Dit onderzoek volgt de opbouw van de ‘hölderliniaanse’ theatertrilogie Kopnaad – Mind the gap – De dood van Empedokles, die tussen 1990 en 2003 werd ontwikkeld. Dat betekent dat de opbouw van dit onderzoek de thematische samenhang van de trilogie volgt, die als ‘artistiek’ luik aan het theoretisch luik wordt toegevoegd. Dat betekent ook dat het de onderbouwing van een persoonlijk creatief traject betreft, dat nieuwe inzichten aanbrengt over het breukbesef in de moderniteit en daaruit conclusies trekt voor de aard van een hedendaagse theaterschriftuur die rekenschap wil afleggen aan de actualiteit van het hölderliniaanse drama.
Het traject vangt aan bij de vraag naar de ‘Zäsur’ en de ‘Endlichkeit' in Hölderlins poëticaal denken, en voert naar een verruiming van dit thema in het breukbesef van de moderniteit (Büchner, Lenz, Von Hoffmannsthal, Celan, Herbeck, en van daaruit ook Wittgenstein en Heidegger). In een tweede deel wordt nagegaan wat deze breuk tussen taal en wereld heeft betekend voor Hölderlins lezing van de Griekse tragedies, en wat dit betekent voor een actuele lezing ervan. Wij gaan meer bepaald in op de problematiek van de ‘Zäsur’, zoals gesteld in Hölderlins Anmerkungen zum Ödipus en Anmerkungen zur Antigonä. Het onderzoek naar de cesuur verruimt zich hier tot een confrontatie met de ontologische en seksuele differentie. In het derde deel wordt ingegaan op Hölderlins eigen pogingen een tragedie te schrijven met Der Tod des Empedokles. De cesuur blijkt uiteindelijk te leiden tot de onmogelijkheid van een ‘Real-Politik’ (en tevens tot een idealistisch/revolutionaire politiek), omdat de tragische existentie in het teken staat van de onmogelijke terugkeer van het goddelijke.
In het vierde deel, ten slotte, komt de behandeling van de literaire ironie aan bod, evenals een toetsing aan Deleuzes Le Pli.
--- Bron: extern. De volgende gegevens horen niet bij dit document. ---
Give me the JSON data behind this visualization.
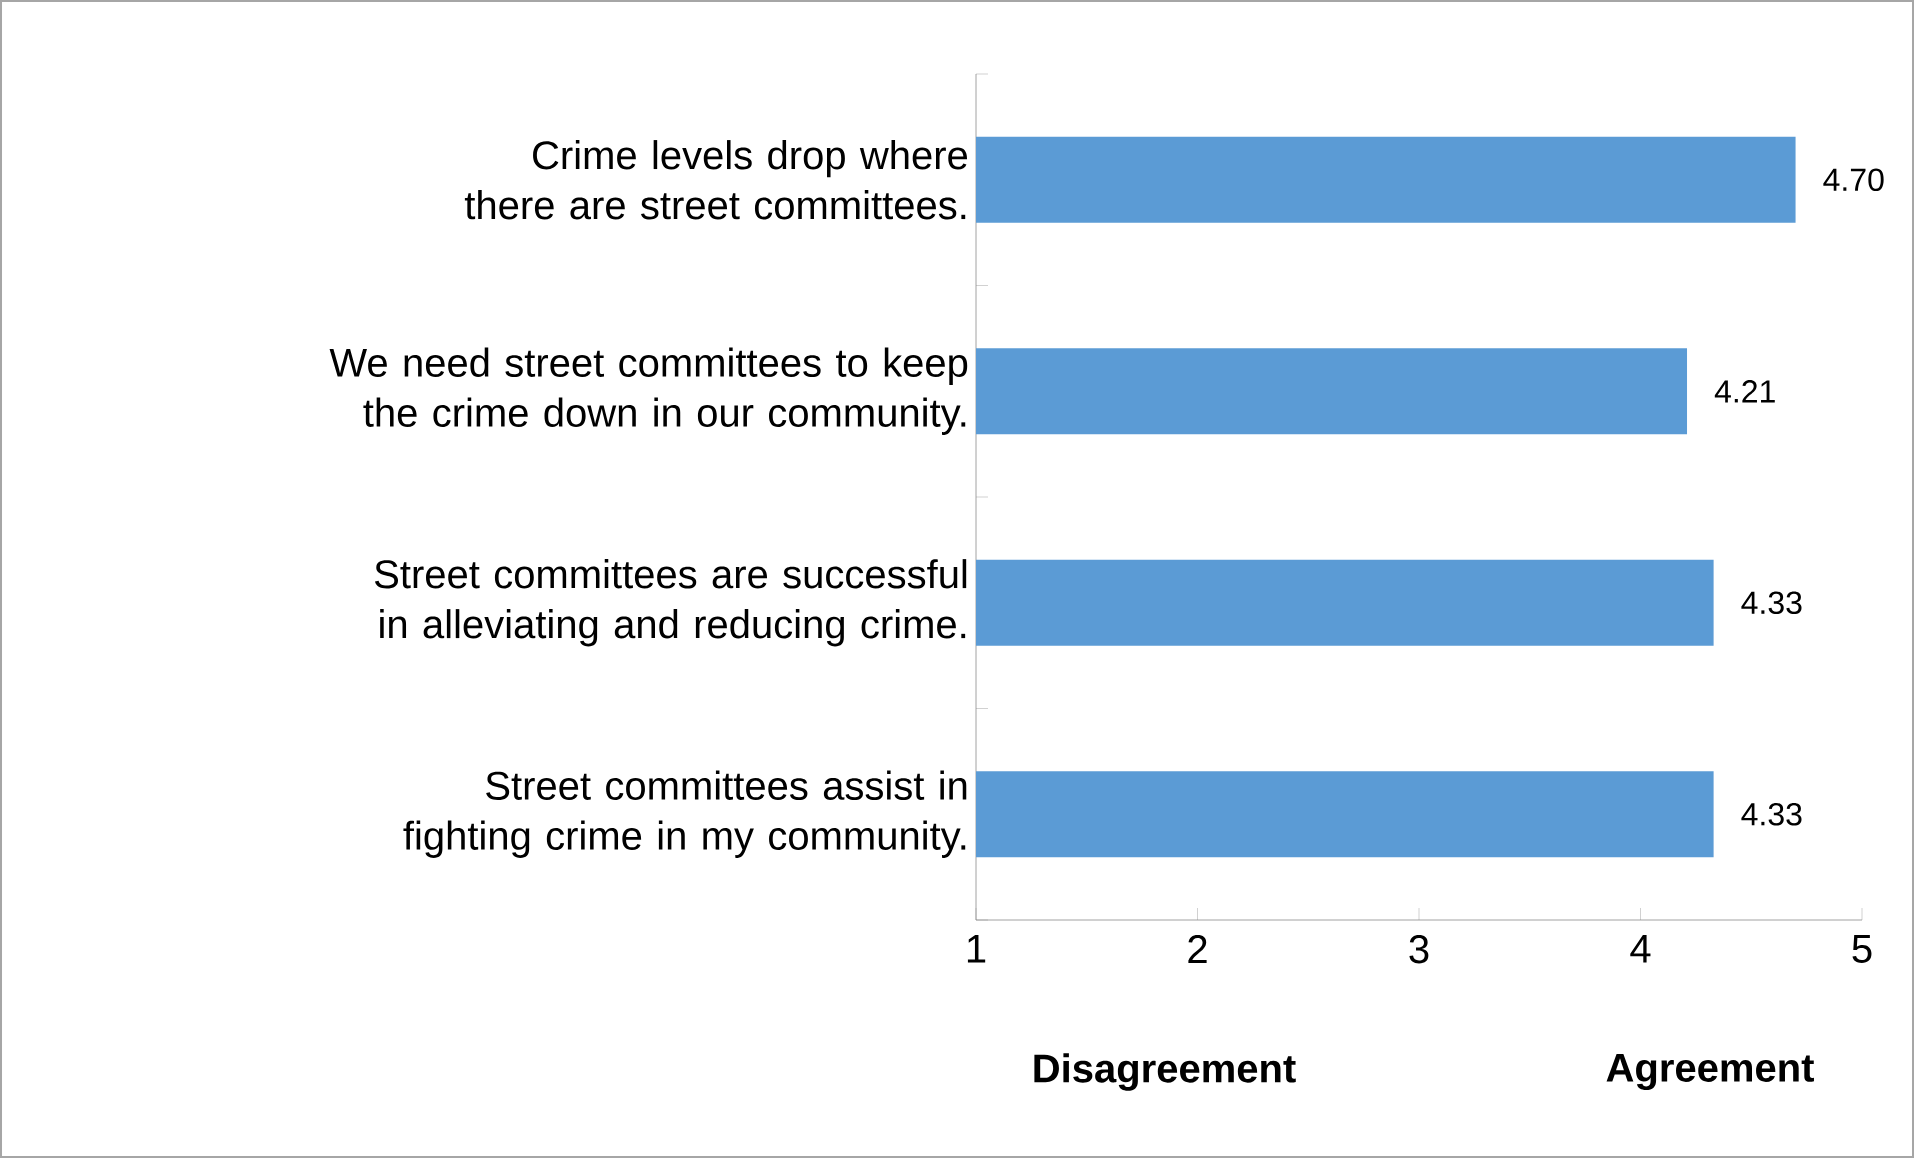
{
  "chart_data": {
    "type": "bar",
    "orientation": "horizontal",
    "categories": [
      "Crime levels drop where there are street committees.",
      "We need street committees to keep the crime down in our community.",
      "Street committees are successful in alleviating and reducing crime.",
      "Street committees assist in fighting crime in my community."
    ],
    "values": [
      4.7,
      4.21,
      4.33,
      4.33
    ],
    "value_labels": [
      "4.70",
      "4.21",
      "4.33",
      "4.33"
    ],
    "color": "#5b9bd5",
    "xlim": [
      1,
      5
    ],
    "xticks": [
      1,
      2,
      3,
      4,
      5
    ],
    "annotations": [
      "Disagreement",
      "Agreement"
    ]
  }
}
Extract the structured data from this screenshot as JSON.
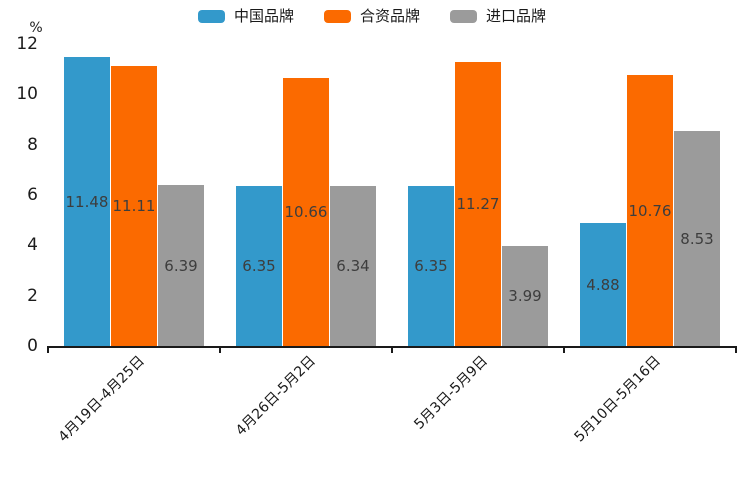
{
  "chart_data": {
    "type": "bar",
    "title": "",
    "unit_label": "%",
    "categories": [
      "4月19日-4月25日",
      "4月26日-5月2日",
      "5月3日-5月9日",
      "5月10日-5月16日"
    ],
    "series": [
      {
        "name": "中国品牌",
        "color": "#3399cb",
        "values": [
          11.48,
          6.35,
          6.35,
          4.88
        ]
      },
      {
        "name": "合资品牌",
        "color": "#fb6a00",
        "values": [
          11.11,
          10.66,
          11.27,
          10.76
        ]
      },
      {
        "name": "进口品牌",
        "color": "#9b9b9b",
        "values": [
          6.39,
          6.34,
          3.99,
          8.53
        ]
      }
    ],
    "value_labels": [
      [
        "11.48",
        "6.35",
        "6.35",
        "4.88"
      ],
      [
        "11.11",
        "10.66",
        "11.27",
        "10.76"
      ],
      [
        "6.39",
        "6.34",
        "3.99",
        "8.53"
      ]
    ],
    "ylim": [
      0,
      12
    ],
    "yticks": [
      0,
      2,
      4,
      6,
      8,
      10,
      12
    ],
    "grid": false,
    "legend_position": "top",
    "axis_color": "#1a1a1a",
    "value_label_color": "#3d3d3d"
  }
}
Op die manier komen waanzin, seks, politiek en ironie centraal te staan in de behandeling van de Griekse tragedie als ‘Zäsur’ in de moderniteit, uitgaande van Hölderlins denken daaromtrent. Het is de bedoeling dat dit onderzoek een bijkomend licht kan werpen op enkele belangrijke aspecten van de postdramatische esthetiek.